There are already several decentralized (algorithmic) stablecoins on the market. The most capitalized of these is Dai (DAI), run by MakerDAO, a DeFi lending platform that competes with Aave.

Like Dai, GHO will not be issued by a single issuer. It will be managed by a decentralized autonomous organization (DAO), known as AaveDAO, and will be issued through operations on a lending platform. To simplify somewhat, it will actually be secured by collateral.

Network effect

“The platform’s native stablecoin helps diversify [традиционные] stablecoins, including those in the Aave protocol itself,” Kulechov wrote in a comment for Bloomberg. He said the income from the GHO, generated from interest charged on borrowers in the Aave protocol, will allow AaveDAO to allocate more funds to community members, including risk managers, developers, and security experts.

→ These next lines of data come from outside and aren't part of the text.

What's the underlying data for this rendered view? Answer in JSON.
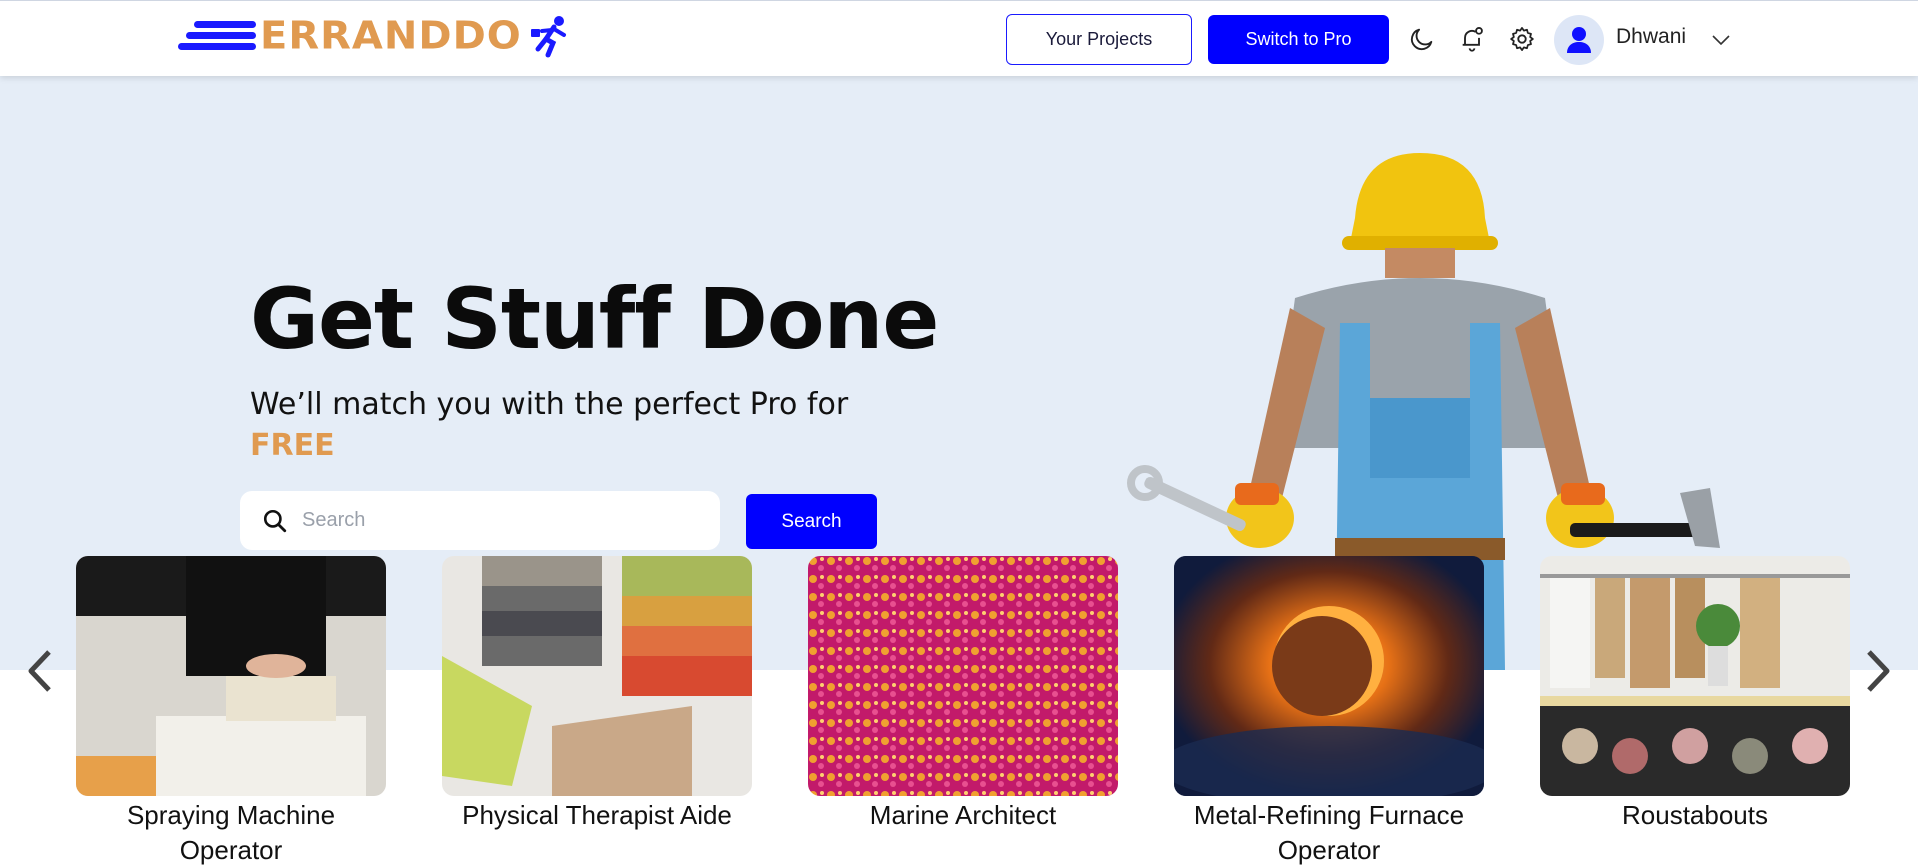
{
  "header": {
    "brand": "ERRANDDO",
    "your_projects": "Your Projects",
    "switch_pro": "Switch to Pro",
    "username": "Dhwani",
    "icons": [
      "moon-icon",
      "bell-icon",
      "gear-icon",
      "user-icon",
      "chevron-down-icon"
    ]
  },
  "hero": {
    "title": "Get Stuff Done",
    "subtitle_prefix": "We’ll match you with the perfect Pro for",
    "subtitle_highlight": "FREE",
    "search_placeholder": "Search",
    "search_button": "Search"
  },
  "colors": {
    "brand_blue": "#0000ff",
    "brand_orange": "#e09a50",
    "hero_bg": "#e5edf7"
  },
  "carousel": {
    "cards": [
      {
        "label": "Spraying Machine Operator"
      },
      {
        "label": "Physical Therapist Aide"
      },
      {
        "label": "Marine Architect"
      },
      {
        "label": "Metal-Refining Furnace Operator"
      },
      {
        "label": "Roustabouts"
      }
    ]
  }
}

Kulechov hopes that the GHO, in its own way, will help popularize the DeFi sphere as a crypto asset that is not subject to volatility. Now his company is also developing the Lens social protocol, which needs a network effect and interested users. Based on this protocol, it is possible to build full-fledged analogues of existing social networks, and accessibility to a wide mass of users is a critical point.

“More than two years ago, the Aave community realized the need to create a decentralized and collateralized stablecoin that would empower users and serve as a kind of payment layer,” says in the GHO launch announcement on the Aave website. “Such stablecoins can become a payment layer for the Web3 sphere due to the speed and lack of volatility that discourages consumers and businesses from using digital currencies.”